When Sandra Pinno discovered Eric Kopittke from the Queensland Family History Society was booked to speak about German generational connections at a meeting, she knew she had to be there.
Eric’s presentation was called ‘Some of my family were German. What can I do?’
Sandra sat in the audience, listening and watching as Eric explained how to find information on German families in and around Rosewood.
She’d arrived clutching photographs and hoping she’d have answers for at least some of her questions.
When the talk moved onto an example of a Rosewood Scrub German family, she realised these were her ancestors.
She was holding photographs of the same family Eric was referring to in his example.

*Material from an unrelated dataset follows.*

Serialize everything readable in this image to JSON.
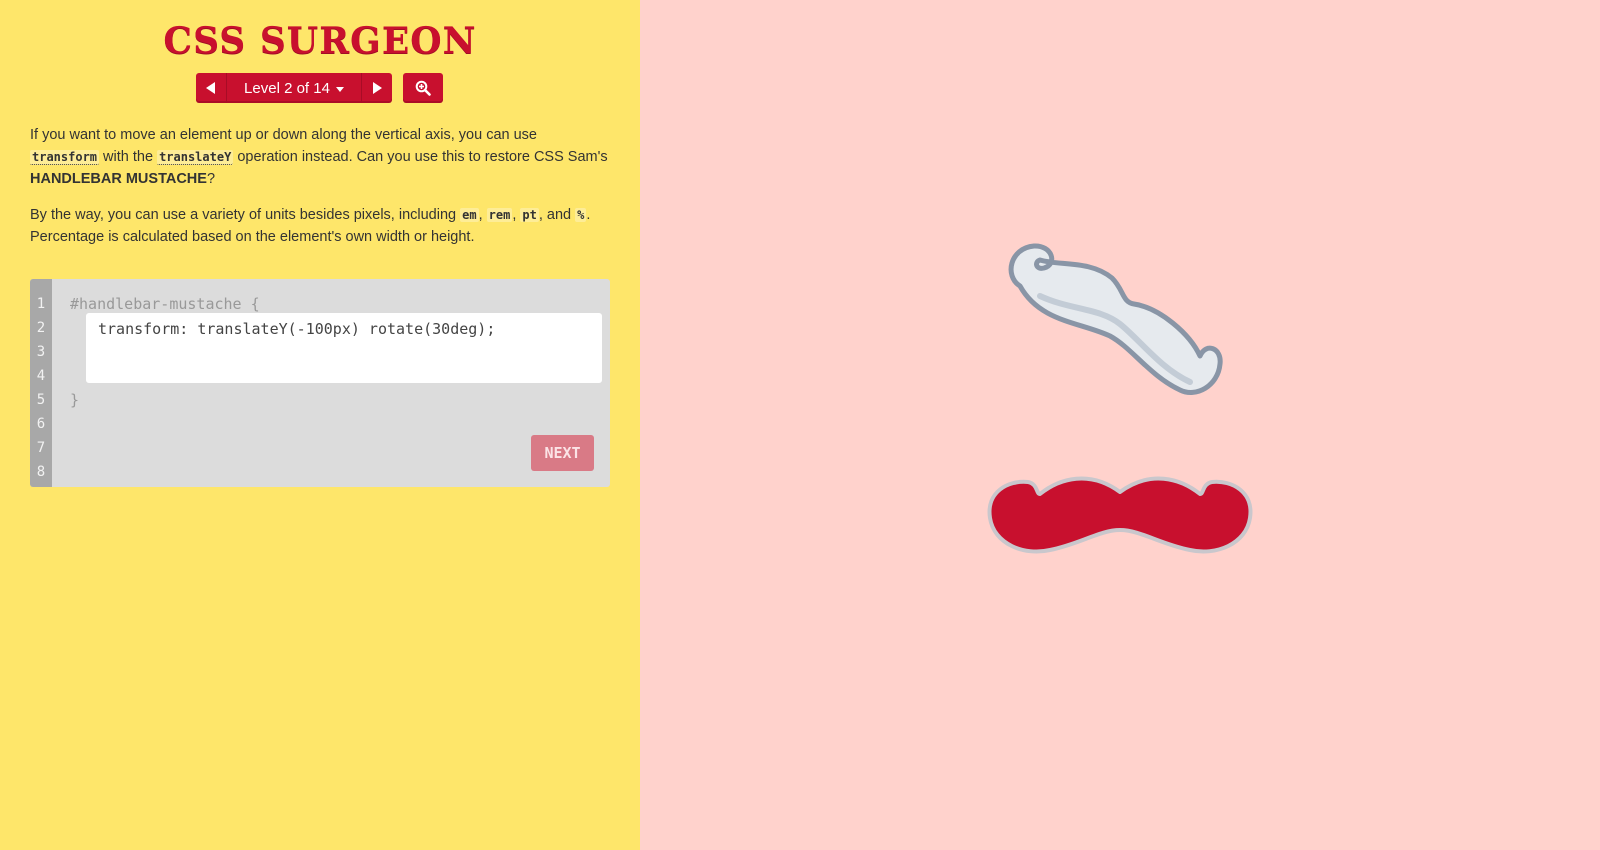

“Eric randomly chose a family who settled in the Rosewood Scrub back in the mid 1800s and he just happened to have found my family,” Sandra said.
“He found my aunt Helena, who was my great grandfather’s sister and worked my family into his presentation.
“As he began speaking about the Arndt family, Helena, Charlotte, Willamina and Frederick, I put my hand up and said, ‘this is actually my family’,” she said.
“He was awestruck as were the other people in the room, I had some photographs of Helena and her birth parents who were born in Germany.”
The connection added depth to the discussion and Eric gained more historical artifacts.
Sandra said history was important to her and her husband who was born in Germany.
When she discovered the history group meeting, they both wanted to go to find out if there was more to Sandra’s ancestorial lines.
“I had more information than Eric of course, because they are my family,” she said.
Sandra’s Australian connection started when her ancestors arrived in Moreton Bay in 1863 on a ship, ‘Beausite’.
Eric continues to use the Arndt family as an example when demonstrating how to research German ancestors using passenger lists, naturalisation documents, births, deaths and marriages and many other sources of information.